County OKs initial plans for Phase II sewer district

OBSERVER Photo by Gregory Bacon Pictured from left are Bryan Wilson, Tom Walsh and Paul McGarvey. Wilson and Walsh are with the Chautauqua Lake South and Center Sewer District, while McGarvey is the engineer for the Phase II extension project. The three answered questions during the public hearing on the project.

MAYVILLE — While the Phase I sewer construction on Chautauqua Lake is still underway, county lawmakers have given the green light to begin Phase II.

During Wednesday’s meeting of the Chautauqua County Legislature, county lawmakers voted unanimously in favor of a resolution for the issuance of $24 million in bonds to pay the cost of the design and construction of an extension of the South Chautauqua Lake Sewer District. They also approved a resolution establishing the account as well as a resolution establishing the boundaries of the district.

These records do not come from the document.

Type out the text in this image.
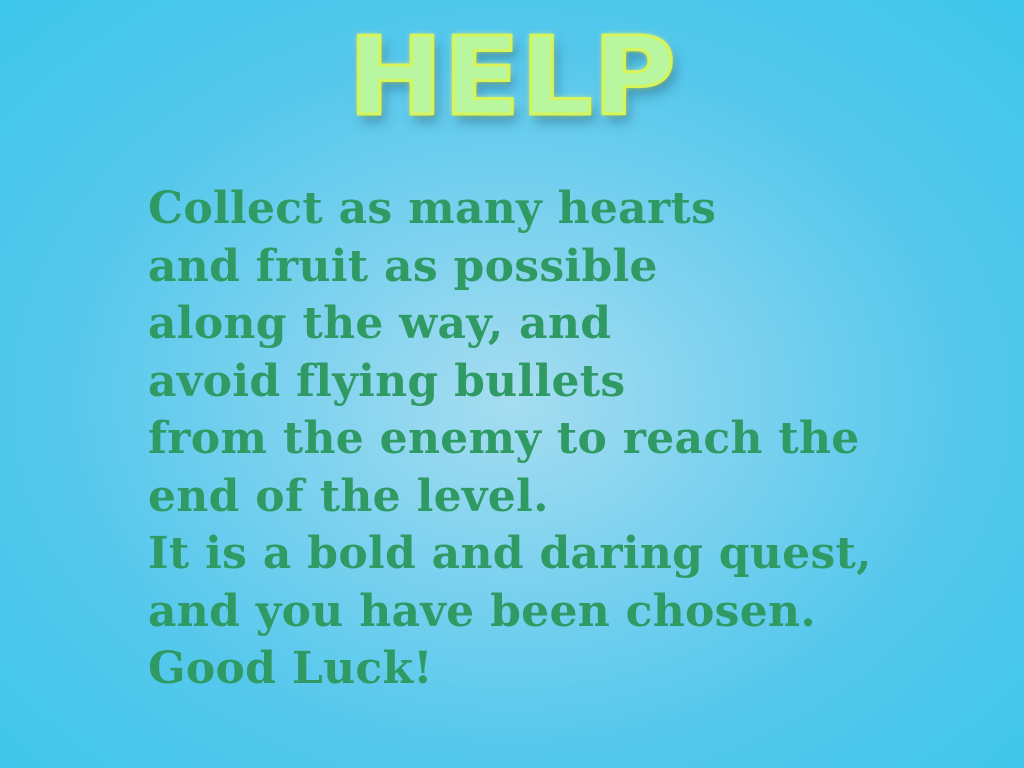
HELP
Collect as many hearts
and fruit as possible
along the way, and
avoid flying bullets
from the enemy to reach the
end of the level.
It is a bold and daring quest,
and you have been chosen.
Good Luck!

Before voting on the resolutions, a public hearing was held where a number of residents spoke. The majority of the comments had to do with specifics on their property, what they would be responsible for versus what the sewer district would be responsible for, who would and would not be included in the district, as well as if they were required to join, which they were told they were.

Among the speakers during the public hearing was John Jablonski with the Chautauqua Watershed Conservancy. He noted the CWC owns wetlands around Chautauqua Lake and requested not only their wetlands, but all wetlands be removed from the sewer district.

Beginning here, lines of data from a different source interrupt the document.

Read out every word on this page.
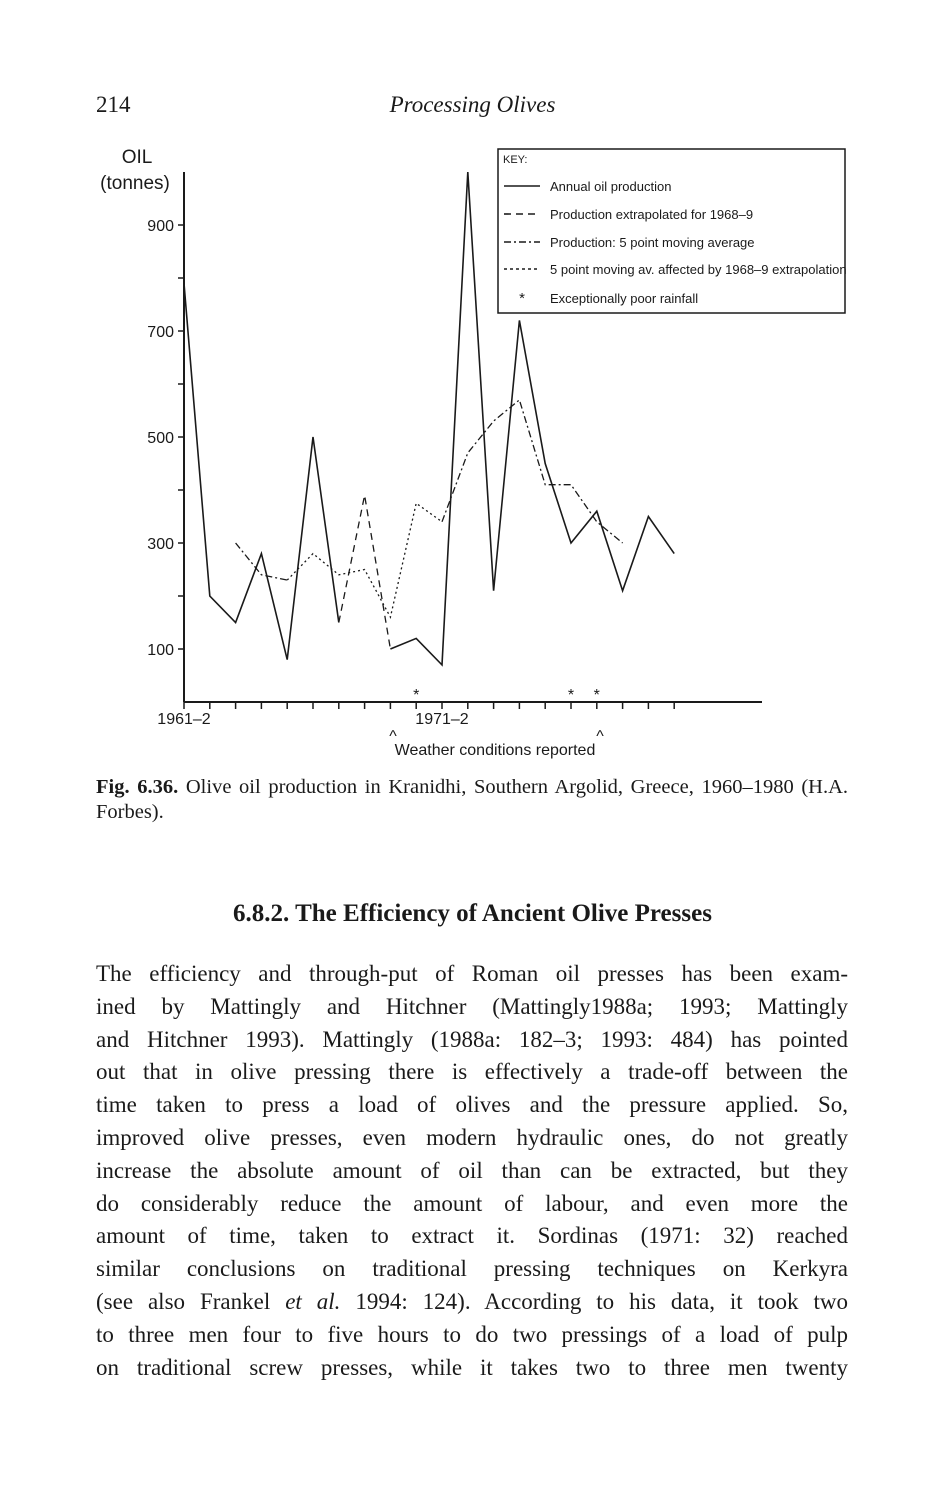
214	Processing Olives
OIL
(tonnes)
900
700
500
300
100
*	* *
KEY:
*
Annual oil production
Production extrapolated for 1968–9
Production: 5 point moving average
5 point moving av. affected by 1968–9 extrapolation
Exceptionally poor rainfall
1961–2	1971–2
^	^
Weather conditions reported
Fig. 6.36. Olive oil production in Kranidhi, Southern Argolid, Greece, 1960–1980 (H.A. Forbes).
6.8.2. The Efficiency of Ancient Olive Presses
The efficiency and through-put of Roman oil presses has been exam-
ined by Mattingly and Hitchner (Mattingly1988a; 1993; Mattingly
and Hitchner 1993). Mattingly (1988a: 182–3; 1993: 484) has pointed
out that in olive pressing there is effectively a trade-off between the
time taken to press a load of olives and the pressure applied. So,
improved olive presses, even modern hydraulic ones, do not greatly
increase the absolute amount of oil than can be extracted, but they
do considerably reduce the amount of labour, and even more the
amount of time, taken to extract it. Sordinas (1971: 32) reached
similar conclusions on traditional pressing techniques on Kerkyra
(see also Frankel et al. 1994: 124). According to his data, it took two
to three men four to five hours to do two pressings of a load of pulp
on traditional screw presses, while it takes two to three men twenty
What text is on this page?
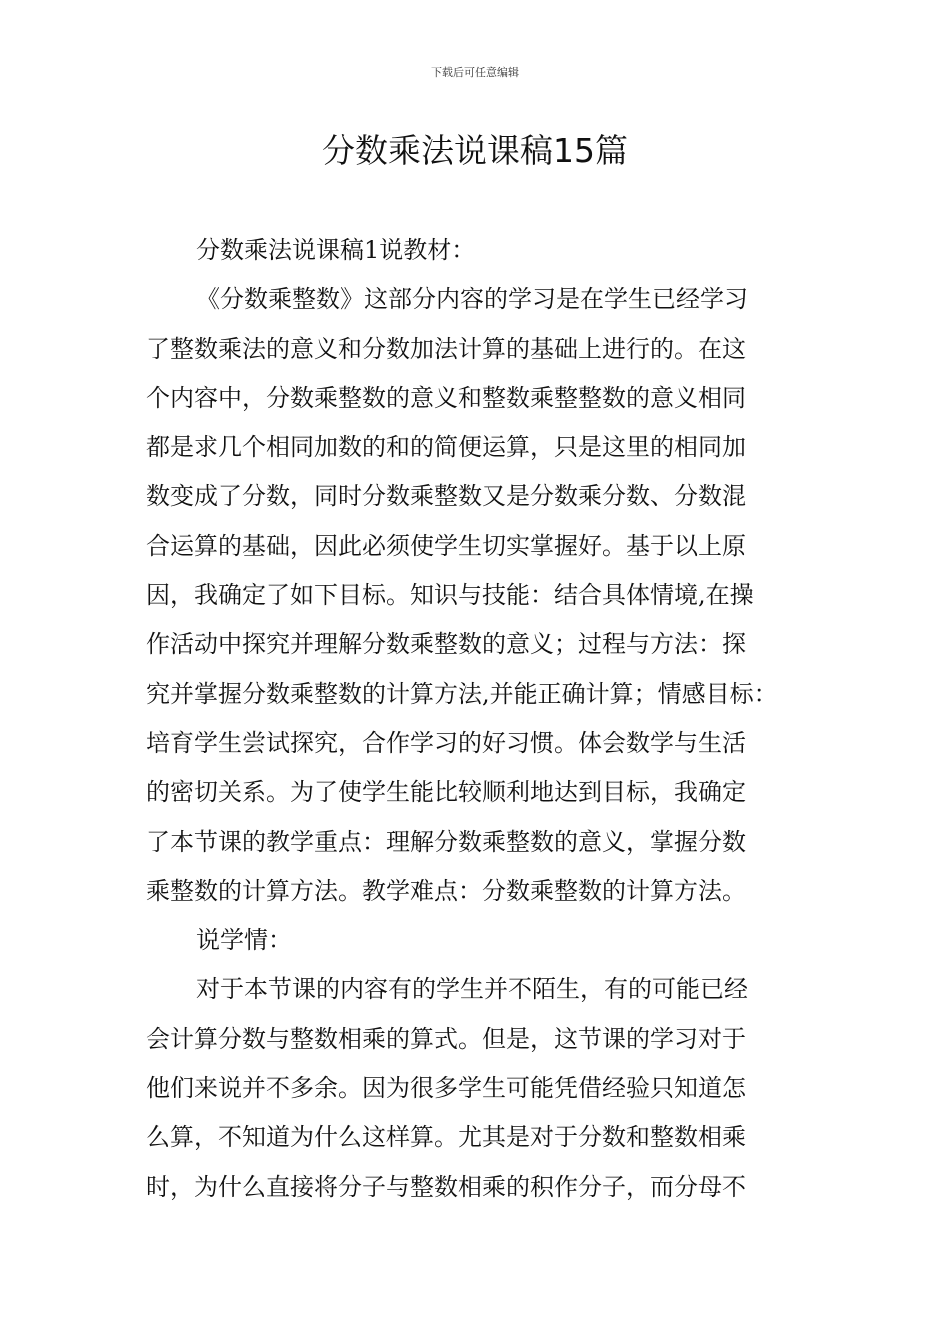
下载后可任意编辑
分数乘法说课稿15篇
分数乘法说课稿1说教材：
《分数乘整数》这部分内容的学习是在学生已经学习
了整数乘法的意义和分数加法计算的基础上进行的。在这
个内容中，分数乘整数的意义和整数乘整整数的意义相同
都是求几个相同加数的和的简便运算，只是这里的相同加
数变成了分数，同时分数乘整数又是分数乘分数、分数混
合运算的基础，因此必须使学生切实掌握好。基于以上原
因，我确定了如下目标。知识与技能：结合具体情境,在操
作活动中探究并理解分数乘整数的意义；过程与方法：探
究并掌握分数乘整数的计算方法,并能正确计算；情感目标：
培育学生尝试探究，合作学习的好习惯。体会数学与生活
的密切关系。为了使学生能比较顺利地达到目标，我确定
了本节课的教学重点：理解分数乘整数的意义，掌握分数
乘整数的计算方法。教学难点：分数乘整数的计算方法。
说学情：
对于本节课的内容有的学生并不陌生，有的可能已经
会计算分数与整数相乘的算式。但是，这节课的学习对于
他们来说并不多余。因为很多学生可能凭借经验只知道怎
么算，不知道为什么这样算。尤其是对于分数和整数相乘
时，为什么直接将分子与整数相乘的积作分子，而分母不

The reason, he said, is to discourage any future development on wetlands. “We shouldn’t be encouraging people who would be potentially paying assessments on this district lands which should not be developed because they are wetlands that are helping protect the lake from pollution coming off the roads and other places,” Jablonski said.

He added that the CWC supports sewering Chautauqua Lake.

One Chautauqua town resident expressed her concerns of being required to abandon her septic and hook up to the public sewer. The woman, who lives on Davis Road, said she likes her well water and doesn’t want any work done that could harm it.

She also expressed concerns over the cost, since residents are required to pay to connect to the sewer. Initial estimates are between $3,000 to $5,000, plus the annual $1,000 cost.

“I’m concerned about the economic conditions that are rising right now,” she said. “They are talking about a recession. … There’s a lot of wealthy people on the lake and it’s no big deal to them but for a lot of people it is.”

South and Center Chautauqua Lake Sewer Director Tom Walsh stated that county law requires residents to join in. He did offer to speak to any residents who had further concerns about costs or where the lines would connect after the meeting.

He added that more informational public hearings will take place in the future.

The Phase II extension had received approval by the county Planning Board as well as by various legislative committees earlier in the month.

According to documents handed out at the meeting, Phase II will service about 520 parcels along a 3.6 mile stretch of Route 394 in the towns of North Harmony and Chautauqua.

In terms of the timeline, a survey and design would be created from the spring of 2023 to the spring of 2024. In the summer of 2024, bidding would begin. Construction would take place from the winter of 2024 to the winter of 2026.

Walsh added that the timeline can vary, depending on how things go.

The $24 million project breaks down to $15 million from state and federal funds, and $9 million from a loan, which would be paid by the users. According to Walsh, the annual cost to each resident will not exceed $1,000, per the state comptroller. Of that $1,000 paid by per user, $350 would go toward treatment and maintenance, and $650 would go to the capital costs. The loan is for 30 years, interest free.

Commercial businesses are billed differently. Instead of the $1,000 flat rate, they will be billed based on water consumption.

Phase I extension began in 2021 and is expected to be completed by 2023.

When Phase II is complete, officials said the west side of Chautauqua Lake will be completely sewered.